Questa per lui è la nona Traviata, la prima nell’anfiteatro veronese. Luogo dove il Maestro denota una ineguagliabile dimestichezza con l’imponenza delle masse artistiche e con i grandi spazi che solitamente spaventano e nascondono insidie; abile come nessuno a sfruttarne al meglio le caratteristiche e stupire il pubblico, anch’esso atipico. L’Arena lo ha omaggiato nel 2010 proponendo un cartellone in cui tutti i titoli portavano la sua firma. Un grande feeling anche con la città di Verona, per la quale ha contribuito al restyling di Piazza Bra e dove la celebre casa di Giulietta, visitata da milioni di innamorati da tutto il mondo, espone arredi e costumi del suo celeberrimo film Romeo e Giulietta.
Nell’amata Verona il Maestro ha promesso di fermarsi, la prossima estate, il tempo necessario a sovrintendere a questa sua nuova creazione, avvalendosi della collaborazione di due artisti e amici di lunga data: Massimo Luconi che riprenderà la regia basandosi anche sui bozzetti rielaborati al computer, e il costumista Maurizio Millenotti, due volte candidato all’Oscar per merito di Zeffirelli, tiene a precisare. Senza dimenticare il solido apporto di Stefano Trespidi. I disegni passano di mano in mano per le foto di rito. Il Maestro per un attimo emozionante dimentica di essere in conferenza stampa, guarda i costumi con occhio da regista e si mette a discuterne i particolari.
Tra le autocitazioni che si vedranno in scena, l’invenzione del sipario all’aperto, uno sbalorditivo cambio a vista e la presenza del letto originale utilizzato nel film del 1983.Sarà, si legge nelle note areniane, “una somma sintesi del pensiero estetico sull’amatissima opera dell’ultimo grande Maestro della regia”. L’epopea de “La traviata”, in un entusiasmante susseguirsi di otto riletture anteriori a questa, iniziò nel 1958 a Dallas con Maria Callas.

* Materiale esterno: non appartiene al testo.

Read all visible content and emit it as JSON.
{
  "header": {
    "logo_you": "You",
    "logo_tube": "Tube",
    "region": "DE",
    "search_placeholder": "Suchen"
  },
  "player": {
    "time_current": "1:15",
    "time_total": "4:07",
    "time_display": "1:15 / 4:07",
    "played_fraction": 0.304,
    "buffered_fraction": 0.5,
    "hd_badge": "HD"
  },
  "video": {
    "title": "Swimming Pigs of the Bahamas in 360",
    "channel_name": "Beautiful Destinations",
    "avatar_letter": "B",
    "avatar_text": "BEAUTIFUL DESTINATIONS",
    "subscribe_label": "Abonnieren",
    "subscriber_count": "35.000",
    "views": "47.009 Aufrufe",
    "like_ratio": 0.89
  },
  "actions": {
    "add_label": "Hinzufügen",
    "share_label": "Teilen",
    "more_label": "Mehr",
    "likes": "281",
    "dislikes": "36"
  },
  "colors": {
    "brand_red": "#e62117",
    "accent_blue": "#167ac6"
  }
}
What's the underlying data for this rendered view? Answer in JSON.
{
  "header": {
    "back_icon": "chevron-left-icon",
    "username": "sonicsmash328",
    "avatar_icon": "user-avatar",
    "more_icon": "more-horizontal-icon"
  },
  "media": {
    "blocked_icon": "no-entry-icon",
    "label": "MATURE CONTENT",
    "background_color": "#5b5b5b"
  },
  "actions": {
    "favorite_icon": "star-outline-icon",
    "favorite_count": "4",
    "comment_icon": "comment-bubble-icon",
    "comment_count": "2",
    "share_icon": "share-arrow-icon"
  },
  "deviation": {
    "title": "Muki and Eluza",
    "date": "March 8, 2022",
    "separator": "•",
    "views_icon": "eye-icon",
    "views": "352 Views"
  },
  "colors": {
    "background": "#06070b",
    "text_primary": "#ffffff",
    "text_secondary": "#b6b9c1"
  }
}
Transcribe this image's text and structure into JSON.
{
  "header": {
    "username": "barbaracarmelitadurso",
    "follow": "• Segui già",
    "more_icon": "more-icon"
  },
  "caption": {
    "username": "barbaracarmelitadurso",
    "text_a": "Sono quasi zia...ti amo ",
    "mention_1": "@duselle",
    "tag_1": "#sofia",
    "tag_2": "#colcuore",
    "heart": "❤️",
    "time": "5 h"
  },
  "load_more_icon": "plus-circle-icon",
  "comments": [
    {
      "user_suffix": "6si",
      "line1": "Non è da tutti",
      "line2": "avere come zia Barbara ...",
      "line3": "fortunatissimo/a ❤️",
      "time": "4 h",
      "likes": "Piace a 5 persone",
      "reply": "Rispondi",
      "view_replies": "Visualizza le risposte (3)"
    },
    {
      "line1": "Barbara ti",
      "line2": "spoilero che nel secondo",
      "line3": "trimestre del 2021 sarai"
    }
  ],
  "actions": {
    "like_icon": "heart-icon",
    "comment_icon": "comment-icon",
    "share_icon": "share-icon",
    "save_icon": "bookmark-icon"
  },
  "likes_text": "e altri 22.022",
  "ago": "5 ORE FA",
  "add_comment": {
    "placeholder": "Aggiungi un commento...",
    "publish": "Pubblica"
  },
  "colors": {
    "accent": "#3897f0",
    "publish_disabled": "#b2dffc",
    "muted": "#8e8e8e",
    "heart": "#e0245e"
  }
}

Fu quella la prima occasione, per il giovanissimo Zeffirelli, di confrontarsi con l’edizione appena diretta alla Scala dal suo padre artistico Luchino Visconti, del quale sulle pareti del salotto della casa romana spicca un’intensa fotografia in bianco e nero. Ci fu poi la pietra miliare de “La traviata” cinematografica del ’83, che segnò indelebilmente il connubio tra mondo teatrale e di celluloide.
“La nuova Traviata è al contempo cronistoria di un lungo pensiero, d’immagini, colori e suggestioni sedimentate negli occhi e nei cuori del pubblico di mezzo mondo, tra citazioni, ricordi, continui ripensamenti di allestimenti lontani, quasi un’enciclopedia della riflessione stilistica zeffirelliana sull’amatissimo soggetto. Una produzione importante soprattutto per le giovani generazioni che non hanno potuto godere di persona dei grandi allestimenti del passato e che si troveranno di fronte a un affresco che raccoglie in sé il florilegio di un pensiero raffinato dall’esperienza, sublimato da una lunghissima riflessione, documento storico ed estetico al contempo”.